Он нахмурился и закусил губу, затем забормотал про себя что-то вроде «жесток, недалёк умок», наверно, пытался подобрать рифму. Наша парочка проходила теперь близ моста; слева располагались мастерские, справа была вода, снизу доносился неясный гул моряцких голосов и, подхваченный ветром с моря, долетал запах, смутно напоминающий солёную селёдку. Всё это, от плеска волн в гавани до лёгкого дымка, грациозно курившегося над крышами домов, вызывало в одарённом юноше одни лишь поэтические переживания.
«Я, я один».
— Кстати, о ней, — возобновил разговор прозаически настроенный спутник, — зовут-то её как? Ты ведь этого мне ещё не сказал.
Лёгкое смущение пробежало по привлекательным чертам юноши. Неужто её имя было столь непоэтичным, что не соответствовало представлениям поэта о гармонии? Он ответил нехотя и едва внятно:
— Её зовут, — произнёс он, слегка запинаясь, — Сьюки.

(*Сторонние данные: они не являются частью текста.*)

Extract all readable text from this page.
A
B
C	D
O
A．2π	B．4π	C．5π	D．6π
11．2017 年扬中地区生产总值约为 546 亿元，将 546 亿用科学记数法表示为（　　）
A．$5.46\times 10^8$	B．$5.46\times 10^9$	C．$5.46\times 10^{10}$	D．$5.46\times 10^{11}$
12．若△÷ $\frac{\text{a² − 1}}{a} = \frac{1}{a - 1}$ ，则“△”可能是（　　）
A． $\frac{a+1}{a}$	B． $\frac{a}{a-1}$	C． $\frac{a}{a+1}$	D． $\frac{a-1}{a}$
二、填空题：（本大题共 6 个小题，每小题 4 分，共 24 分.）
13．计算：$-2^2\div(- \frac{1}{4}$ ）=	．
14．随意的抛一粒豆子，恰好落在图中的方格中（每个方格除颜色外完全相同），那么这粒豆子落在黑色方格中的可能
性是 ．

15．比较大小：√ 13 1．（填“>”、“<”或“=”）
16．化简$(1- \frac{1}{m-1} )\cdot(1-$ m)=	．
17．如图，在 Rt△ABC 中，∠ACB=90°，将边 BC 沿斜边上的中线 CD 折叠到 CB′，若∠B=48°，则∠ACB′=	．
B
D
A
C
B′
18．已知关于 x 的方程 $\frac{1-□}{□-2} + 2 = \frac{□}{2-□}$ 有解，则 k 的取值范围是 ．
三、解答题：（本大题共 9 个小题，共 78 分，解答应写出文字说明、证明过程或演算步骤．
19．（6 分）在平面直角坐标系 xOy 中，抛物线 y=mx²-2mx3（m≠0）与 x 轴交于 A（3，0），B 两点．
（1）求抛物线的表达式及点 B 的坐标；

Долгий и низкий присвист явился единственным ответом, затем старший из собеседников поглубже сунул руки в карманы и отвернулся, в то время как несчастный юноша, по чьим болезненным нервам насмешка приятеля ударила слишком больно, с силой ухватился за перила, чтобы удержаться на ослабевших ногах. В этот момент их ушей достигли отдалённые звуки музыки, раздававшейся на утёсе. Менее чувствительный из спутников направился как раз в ту сторону, а горемычный поэт устремился на мост, чтобы там незаметно для прохожих дать выход еле сдерживаемым чувствам.
Когда он достиг середины моста, солнце уже заходило, и спокойная поверхность воды, расстилавшаяся под ним, усмирила его смятённый дух, поэтому он просто печально преклонил своё чело к перилам и задумался. Какие видения теснились в этой возвышенной душе, когда с лицом, начинавшим лучиться интеллектом, стоило ему просто приобрести выразительность, и хмурым взглядом, которому недоставало лишь величественности, чтобы быть ужасающим, вперял он в медлительный прилив такие прекрасные, хотя и воспалённые глаза?